Lynda eyed him severely. This was the point where they either hit you, or threw wine, applied a swift knee to the testes, or possibly walked off yelling, or else—as she was doing, bless her—simply decided to ditch their dignity and go on. “You are a prick, Jack, aren’t you?”
Speaking of throwing wine, “Not quite the verb I’d have chosen. I do have one . . .” he’d run out. No more wine. “Do go on.” Which made for an awfully poor show. Lynda, he’d noticed, was still fussing with almost a full measure of the dismal red the bar was doling out. “But first, let’s have our hands unencumbered.” He took her glass, drained it with unfeigned passion and set it aside on the opened piano’s strings. It raised a tiny dissonance. “Mm. Well. That’s better, isn’t it.”
Almost directly beneath Jack’s feet, Nathan was cornered in another broiling room. He had, quite recently, noticed that he was softly treading through any number of abandoned canapés.

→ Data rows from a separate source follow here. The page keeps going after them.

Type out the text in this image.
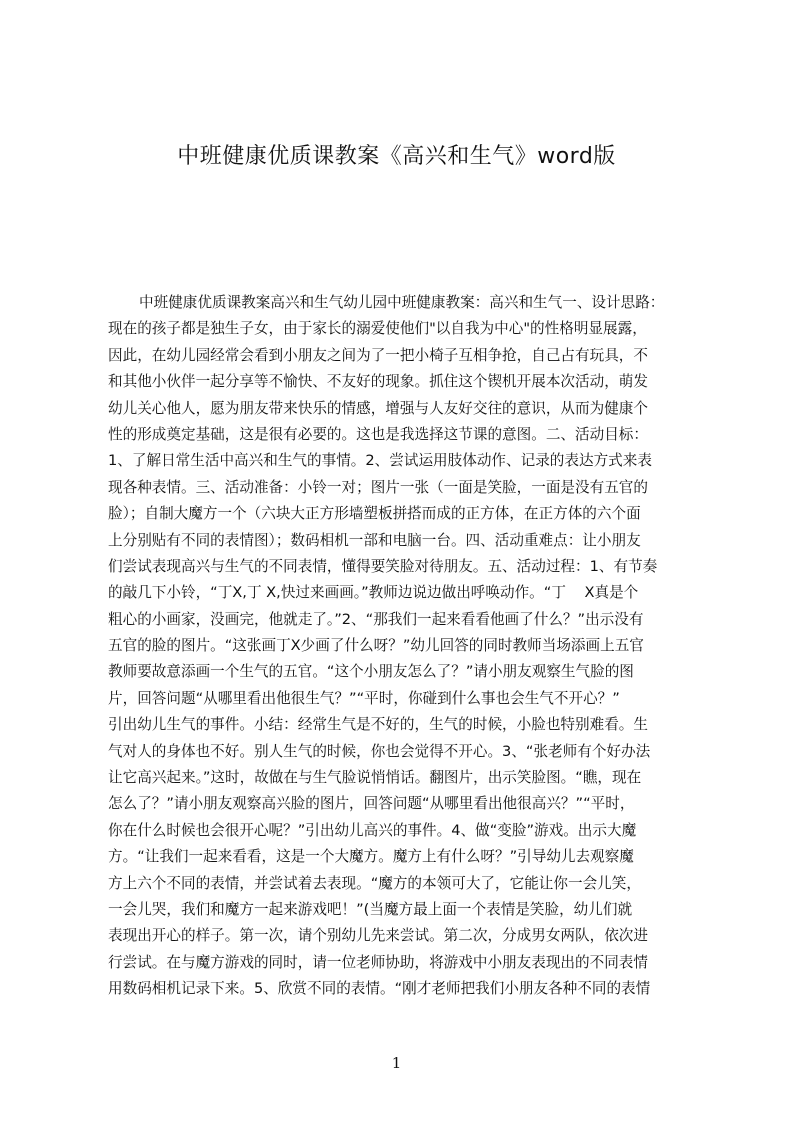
中班健康优质课教案《高兴和生气》word版
中班健康优质课教案高兴和生气幼儿园中班健康教案：高兴和生气一、设计思路：
现在的孩子都是独生子女，由于家长的溺爱使他们"以自我为中心"的性格明显展露，
因此，在幼儿园经常会看到小朋友之间为了一把小椅子互相争抢，自己占有玩具，不
和其他小伙伴一起分享等不愉快、不友好的现象。抓住这个锲机开展本次活动，萌发
幼儿关心他人，愿为朋友带来快乐的情感，增强与人友好交往的意识，从而为健康个
性的形成奠定基础，这是很有必要的。这也是我选择这节课的意图。二、活动目标：
1、了解日常生活中高兴和生气的事情。2、尝试运用肢体动作、记录的表达方式来表
现各种表情。三、活动准备：小铃一对；图片一张（一面是笑脸，一面是没有五官的
脸）；自制大魔方一个（六块大正方形墙塑板拼搭而成的正方体，在正方体的六个面
上分别贴有不同的表情图）；数码相机一部和电脑一台。四、活动重难点：让小朋友
们尝试表现高兴与生气的不同表情，懂得要笑脸对待朋友。五、活动过程：1、有节奏
的敲几下小铃，“丁X,丁 X,快过来画画。”教师边说边做出呼唤动作。“丁    X真是个
粗心的小画家，没画完，他就走了。”2、“那我们一起来看看他画了什么？”出示没有
五官的脸的图片。“这张画丁X少画了什么呀？”幼儿回答的同时教师当场添画上五官
教师要故意添画一个生气的五官。“这个小朋友怎么了？”请小朋友观察生气脸的图
片，回答问题“从哪里看出他很生气？”“平时，你碰到什么事也会生气不开心？”
引出幼儿生气的事件。小结：经常生气是不好的，生气的时候，小脸也特别难看。生
气对人的身体也不好。别人生气的时候，你也会觉得不开心。3、“张老师有个好办法
让它高兴起来。”这时，故做在与生气脸说悄悄话。翻图片，出示笑脸图。“瞧，现在
怎么了？”请小朋友观察高兴脸的图片，回答问题“从哪里看出他很高兴？”“平时，
你在什么时候也会很开心呢？”引出幼儿高兴的事件。4、做“变脸”游戏。出示大魔
方。“让我们一起来看看，这是一个大魔方。魔方上有什么呀？”引导幼儿去观察魔
方上六个不同的表情，并尝试着去表现。“魔方的本领可大了，它能让你一会儿笑，
一会儿哭，我们和魔方一起来游戏吧！”(当魔方最上面一个表情是笑脸，幼儿们就
表现出开心的样子。第一次，请个别幼儿先来尝试。第二次，分成男女两队，依次进
行尝试。在与魔方游戏的同时，请一位老师协助，将游戏中小朋友表现出的不同表情
用数码相机记录下来。5、欣赏不同的表情。“刚才老师把我们小朋友各种不同的表情
1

Fuck. So this is where they’ve all got shot of them. I had to sodding eat mine.
The conversations around him jarred along with a clinical cheerfulness which led him to believe he’d fallen amongst a whinny of PR persons.
Whinny is the correct collective noun, I’m sure. Or possibly a fawning. Although it should be a lie, naturally.
He shifted oozily over dead sushi and puff-pastry fragments and considered just butting his head against one of the walls.
Or all of them. One at a time. But then the PR persons would rush up and be forced by naked instinct to congratulate me on my butting technique, or tell me how much better my face looked once my forehead was the size and consistency of a rancid cantaloupe. Whatever shite they’ll think I want to hear.